A story set in the Prohibition Era and centered around a group of individuals and their dealings in the world of organized crime. Credit: Warner Bros. Pictures

PLOT During Prohibition, an independent gangster reluctantly joins the mob.

CAST Ben Affleck, Zoe Saldana, Chris Messina

RATED R (strong violence, language, sexuality)


PLAYING AT Opens Sunday at Union Square Stadium 14 and Lincoln Square 13 in Manhattan. Opens locally Jan. 13.

BOTTOM LINE Nice-looking period details can’t make up for a muddled story whose hero seems worse than the villains.

Ben Affleck’s new Prohibition-era drama, “Live by Night,” aims to be all things to all people. It wants to be a glossy period piece, a brutally violent crime film and a sprawling saga. It wants to be tough and cynical but also emotionally wrenching. Most of all, it wants to rub our faces in the dirt of human nature while exempting its hero from blame. You can’t have it both ways, though — let alone several dozen ways.

Affleck, who directed and wrote “Live by Night” from Dennis Lehane’s novel (as he did with 2007’s “Gone Baby Gone”), plays Joe Coughlin, the crooked son of a Boston cop. The Italian and Irish mobs are battling for bootlegging supremacy, but Joe won’t join any gang. Serving in the Great War made him bitter, he says, and he doesn’t like “kissing rings.” Joe, we sense, has a personal code.

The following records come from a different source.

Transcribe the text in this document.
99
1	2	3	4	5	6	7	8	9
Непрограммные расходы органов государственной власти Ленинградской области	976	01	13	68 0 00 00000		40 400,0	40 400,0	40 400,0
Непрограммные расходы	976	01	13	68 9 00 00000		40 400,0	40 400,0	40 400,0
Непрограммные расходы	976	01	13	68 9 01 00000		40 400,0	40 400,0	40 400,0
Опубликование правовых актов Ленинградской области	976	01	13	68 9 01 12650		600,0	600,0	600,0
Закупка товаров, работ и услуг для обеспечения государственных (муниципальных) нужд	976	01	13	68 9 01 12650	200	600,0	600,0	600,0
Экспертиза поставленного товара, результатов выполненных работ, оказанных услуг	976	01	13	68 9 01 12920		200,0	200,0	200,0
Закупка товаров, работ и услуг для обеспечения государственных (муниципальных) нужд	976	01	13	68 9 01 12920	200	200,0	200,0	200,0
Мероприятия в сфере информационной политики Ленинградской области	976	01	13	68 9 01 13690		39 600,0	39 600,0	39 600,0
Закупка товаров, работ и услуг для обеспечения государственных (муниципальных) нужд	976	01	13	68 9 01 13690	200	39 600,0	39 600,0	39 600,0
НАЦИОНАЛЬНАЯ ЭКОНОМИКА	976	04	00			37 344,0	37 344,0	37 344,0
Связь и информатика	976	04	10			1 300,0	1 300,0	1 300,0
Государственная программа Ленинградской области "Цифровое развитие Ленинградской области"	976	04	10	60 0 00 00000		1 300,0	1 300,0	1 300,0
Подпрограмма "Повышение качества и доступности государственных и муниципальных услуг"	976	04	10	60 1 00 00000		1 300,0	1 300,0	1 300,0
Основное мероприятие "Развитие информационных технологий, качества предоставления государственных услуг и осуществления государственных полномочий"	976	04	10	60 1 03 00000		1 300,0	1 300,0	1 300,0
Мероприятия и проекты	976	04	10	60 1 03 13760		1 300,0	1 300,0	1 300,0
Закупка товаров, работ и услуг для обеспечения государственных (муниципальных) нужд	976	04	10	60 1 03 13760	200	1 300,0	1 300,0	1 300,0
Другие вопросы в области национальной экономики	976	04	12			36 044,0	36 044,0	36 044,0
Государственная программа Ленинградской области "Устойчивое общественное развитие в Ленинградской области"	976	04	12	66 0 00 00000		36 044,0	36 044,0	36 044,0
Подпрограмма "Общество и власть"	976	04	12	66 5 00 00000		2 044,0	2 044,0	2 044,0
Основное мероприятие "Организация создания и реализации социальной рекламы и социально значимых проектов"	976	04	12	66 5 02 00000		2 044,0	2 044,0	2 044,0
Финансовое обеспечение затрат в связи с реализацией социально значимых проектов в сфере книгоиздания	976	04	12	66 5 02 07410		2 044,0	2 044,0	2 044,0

Joe’s code allows him to sleep with another man’s floozy, Emma Gould (Sienna Miller, adding a little vinegar to an otherwise flavorless role). Unfortunately, the other man is the vicious Irish kingpin Albert White (Robert Glenister). The illicit romance ends badly, and so does Emma. Now, thirsting to get even with Albert, Joe joins the Italians, led by Maso Pescatore (Remo Girone).

So much for that code! Joe builds himself a nice life as the regional crime boss of Tampa, Florida, along with his loyal friend Dion (Chris Messina, in a likable turn). Joe holds power through blackmail and murder, although we’re supposed to admire him for standing up to the KKK. (Joe has crossed a racial line by falling for Graciella, a Cuban criminal played by Zoe Saldana.) By the time Joe returns to his plan for vengeance — remember that? — he’s wrecked so many lives that we’ve stopped caring.

Affleck, usually a sure-footed director (2012’s Oscar-winning “Argo”), seems tripped up by Lehane’s meandering and morally muddled story. “Live by Night” is a mess, partly because it’s overstuffed with subplots and partly because Joe is such a weak and despicable character. The movie looks quite nice, thanks to Affleck, and that’s about the most you can say for its hero, too.